Der Beschwerdeführer hat dem Bund Aufwendungen in der Höhe von EUR 381,90 binnen zwei Wochen bei sonstiger Exekution zu ersetzen.
Begründung
Der Beschwerdeführer ist in Österreich wohnhaft und nichtselbständig tätig. Seine Ehefrau und seine Kinder wohnen in Deutschland, wo die Ehefrau für die Kinder "Kindergeld" bezogen hat.
Für Zeiträume von Jänner 1994 bis Dezember 1995 gewährte das Finanzamt dem Beschwerdeführer für die in Deutschland lebenden Kinder "nach der Verordnung (EWG) Nr. 1408/71 und der Verordnung (EWG) Nr. 574/72" Differenzzahlungen zwischen der (höheren) österreichischen Familienbeihilfe und der in Deutschland - in Form des "Kindergeldes" - gewährten Beihilfe (ab 1996 war die österreichische Familienbeihilfe niedriger als das in Deutschland gewährte "Kindergeld").
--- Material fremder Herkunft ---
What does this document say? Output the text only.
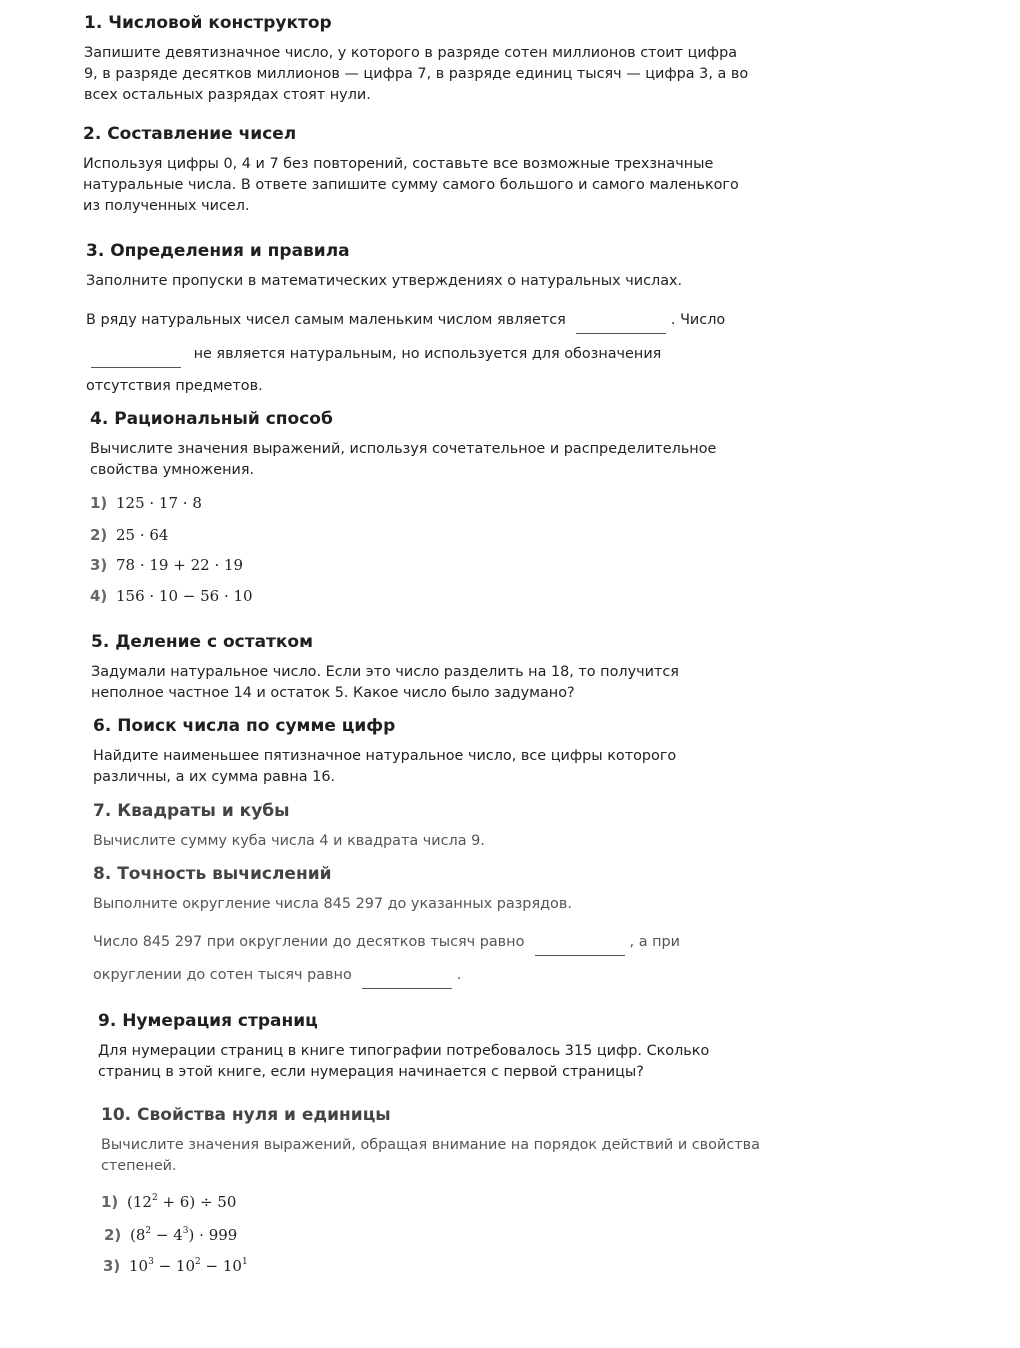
1. Числовой конструктор

Запишите девятизначное число, у которого в разряде сотен миллионов стоит цифра 9, в разряде десятков миллионов — цифра 7, в разряде единиц тысяч — цифра 3, а во всех остальных разрядах стоят нули.

2. Составление чисел

Используя цифры 0, 4 и 7 без повторений, составьте все возможные трехзначные натуральные числа. В ответе запишите сумму самого большого и самого маленького из полученных чисел.

3. Определения и правила

Заполните пропуски в математических утверждениях о натуральных числах.

В ряду натуральных чисел самым маленьким числом является	. Число
не является натуральным, но используется для обозначения
отсутствия предметов.
4. Рациональный способ

Вычислите значения выражений, используя сочетательное и распределительное свойства умножения.

1) 125 · 17 · 8
2) 25 · 64
3) 78 · 19 + 22 · 19
4) 156 · 10 − 56 · 10
5. Деление с остатком

Задумали натуральное число. Если это число разделить на 18, то получится неполное частное 14 и остаток 5. Какое число было задумано?

6. Поиск числа по сумме цифр

Найдите наименьшее пятизначное натуральное число, все цифры которого различны, а их сумма равна 16.

7. Квадраты и кубы

Вычислите сумму куба числа 4 и квадрата числа 9.

8. Точность вычислений

Выполните округление числа 845 297 до указанных разрядов.

Число 845 297 при округлении до десятков тысяч равно	, а при
округлении до сотен тысяч равно	.
9. Нумерация страниц

Для нумерации страниц в книге типографии потребовалось 315 цифр. Сколько страниц в этой книге, если нумерация начинается с первой страницы?

10. Свойства нуля и единицы

Вычислите значения выражений, обращая внимание на порядок действий и свойства степеней.

1) $(12^2 + 6) \div 50$
2) $(8^2 - 4^3) \cdot 999$
3) $10^3 - 10^2 - 10^1$
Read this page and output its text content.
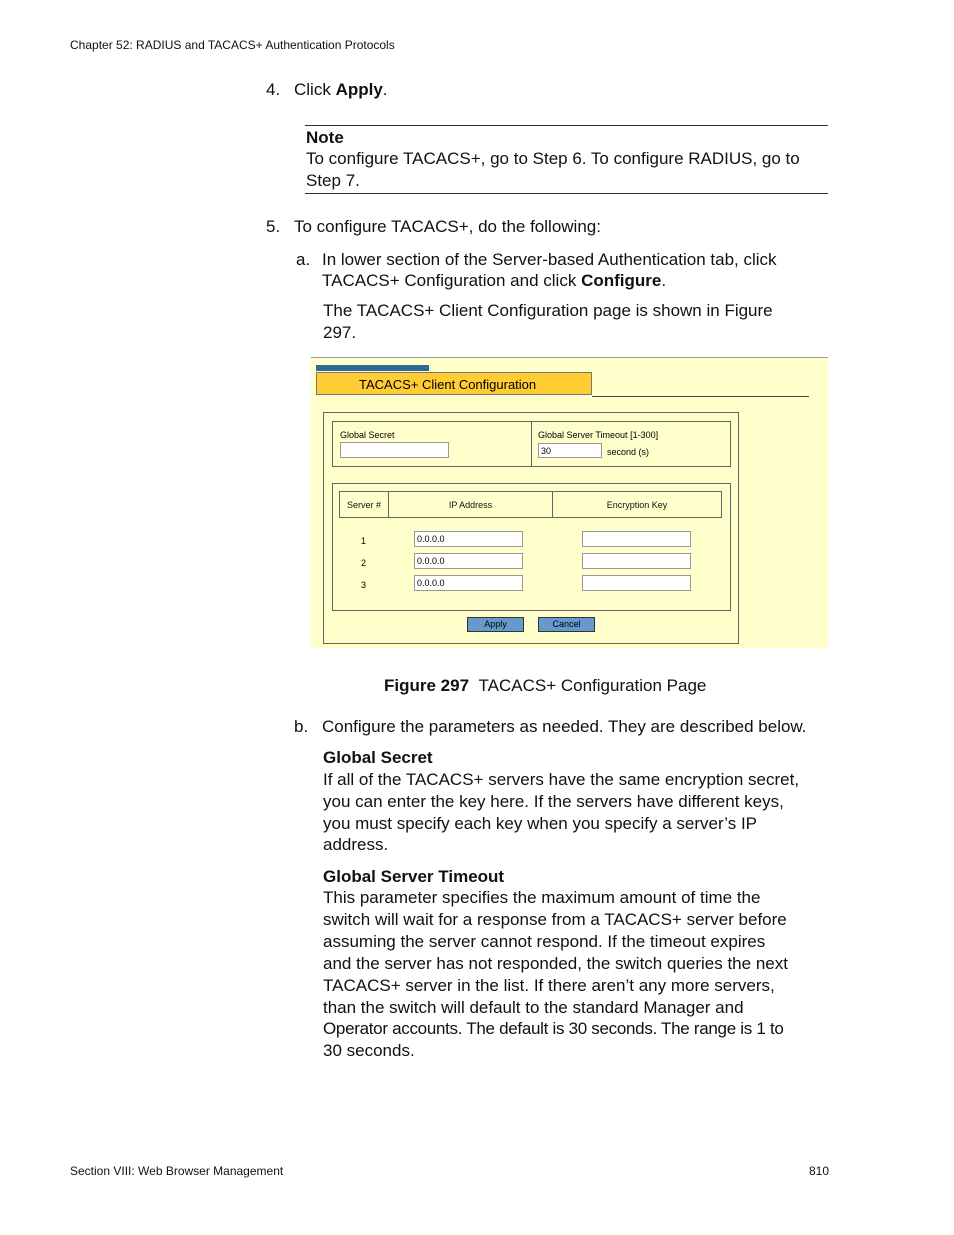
Chapter 52: RADIUS and TACACS+ Authentication Protocols
4. Click Apply.
Note
To configure TACACS+, go to Step 6. To configure RADIUS, go to
Step 7.
5. To configure TACACS+, do the following:
a. In lower section of the Server-based Authentication tab, click
TACACS+ Configuration and click Configure.
The TACACS+ Client Configuration page is shown in Figure
297.
TACACS+ Client Configuration
Global Secret	Global Server Timeout [1-300]
30	second (s)
Server #	IP Address	Encryption Key
1	0.0.0.0
2	0.0.0.0
3	0.0.0.0
Apply	Cancel
Figure 297 TACACS+ Configuration Page
b. Configure the parameters as needed. They are described below.
Global Secret
If all of the TACACS+ servers have the same encryption secret,
you can enter the key here. If the servers have different keys,
you must specify each key when you specify a server’s IP
address.
Global Server Timeout
This parameter specifies the maximum amount of time the
switch will wait for a response from a TACACS+ server before
assuming the server cannot respond. If the timeout expires
and the server has not responded, the switch queries the next
TACACS+ server in the list. If there aren’t any more servers,
than the switch will default to the standard Manager and
Operator accounts. The default is 30 seconds. The range is 1 to
30 seconds.
Section VIII: Web Browser Management	810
Mit Eingabe vom 18. Februar 2002 beantragte der Beschwerdeführer, dass ihm für seine in Deutschland lebenden Kinder rückwirkend ab Jänner 1994 der Kinderabsetzbetrag iSd § 33 Abs 4 Z 3 lit a EStG 1988 gewährt werde.
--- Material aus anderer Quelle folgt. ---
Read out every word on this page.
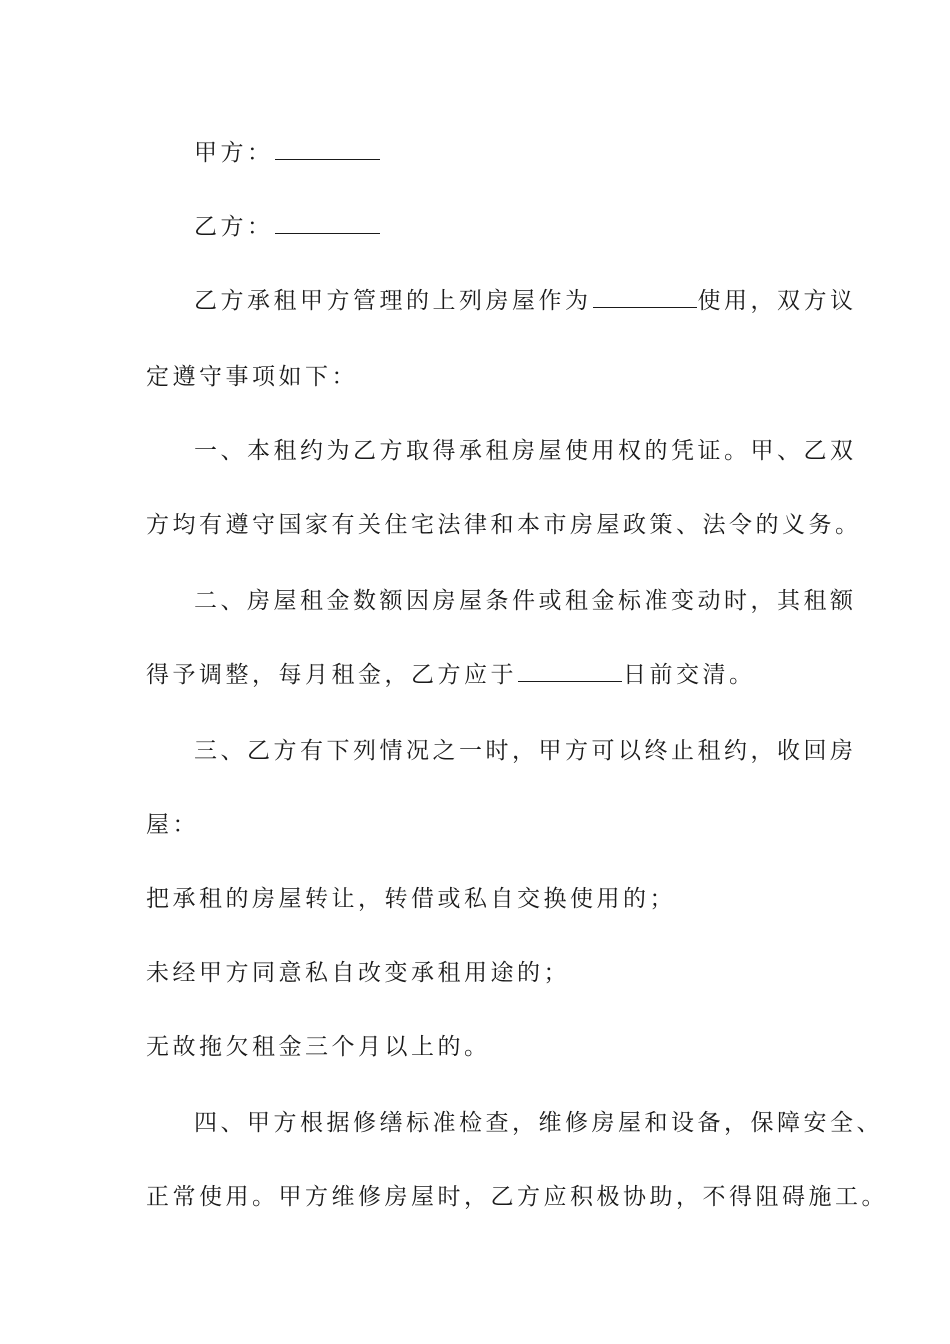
甲方：
乙方：
乙方承租甲方管理的上列房屋作为	使用，双方议
定遵守事项如下：
一、本租约为乙方取得承租房屋使用权的凭证。甲、乙双
方均有遵守国家有关住宅法律和本市房屋政策、法令的义务。
二、房屋租金数额因房屋条件或租金标准变动时，其租额
得予调整，每月租金，乙方应于	日前交清。
三、乙方有下列情况之一时，甲方可以终止租约，收回房
屋：
把承租的房屋转让，转借或私自交换使用的；
未经甲方同意私自改变承租用途的；
无故拖欠租金三个月以上的。
四、甲方根据修缮标准检查，维修房屋和设备，保障安全、
正常使用。甲方维修房屋时，乙方应积极协助，不得阻碍施工。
Mit Bescheid vom 26. Juli 2002 wies das Finanzamt den Antrag hinsichtlich des Zeitraumes 1994 bis 1999 ab. Für Zeiträume vor 2000 werde an im Inland beschäftigte EU-Bürger, deren Kinder sich ständig in einem Mitgliedstaat aufhielten, der Kinderabsetzbetrag nur gewährt, wenn der Nachweis erbracht sei, dass der andere EUbzw EWR-Staat (in diesem Fall Deutschland) den österreichischen Kinderabsetzbetrag bei seiner Zahlung in Abzug gebracht habe. Bis zum Jahr 1999 habe Deutschland den Unterschiedsbetrag zwischen dem höheren deutschen "Kindergeld" und der österreichischen Familienbeihilfe ausbezahlt.
Der Beschwerdeführer brachte gegen diesen Bescheid Berufung ein und brachte im Wesentlichen vor, bis zum Jahr 2000 seien Kinderabsetzbeträge weder von Österreich noch von Deutschland berücksichtigt worden.
Mit dem angefochtenen Bescheid wurde der Berufung insoweit Folge gegeben, als ausgesprochen wurde, dass der Kinderabsetzbetrag für den Zeitraum Jänner 1997 bis Dezember 1999 "nachgezahlt" wird. Gemäß § 33 Abs 4 Z 3 lit a EStG 1988 stehe für Kinder, die sich ständig im Ausland aufhielten, der Kinderabsetzbetrag nicht zu. Allerdings sei auf Grund des Art 4 Abs 1 iVm Art 3 der Verordnung (EWG) Nr. 1408/71 "zur Anwendung der Systeme der sozialen Sicherheit auf Arbeitnehmer und Selbständige sowie deren Familienangehörige, die innerhalb der Gemeinschaft zu- und abwandern" und der dazu ergangenen Judikatur des EuGH (Hinweis auf das Urteil vom 16. Juli 1992, C-78/91) der Kinderabsetzbetrag - neben der Familienbeihilfe - als Familienleistung anzusehen. Dem Grunde nach stehe dem Beschwerdeführer daher ab dem Jahr 1994 der Kinderabsetzbetrag zu.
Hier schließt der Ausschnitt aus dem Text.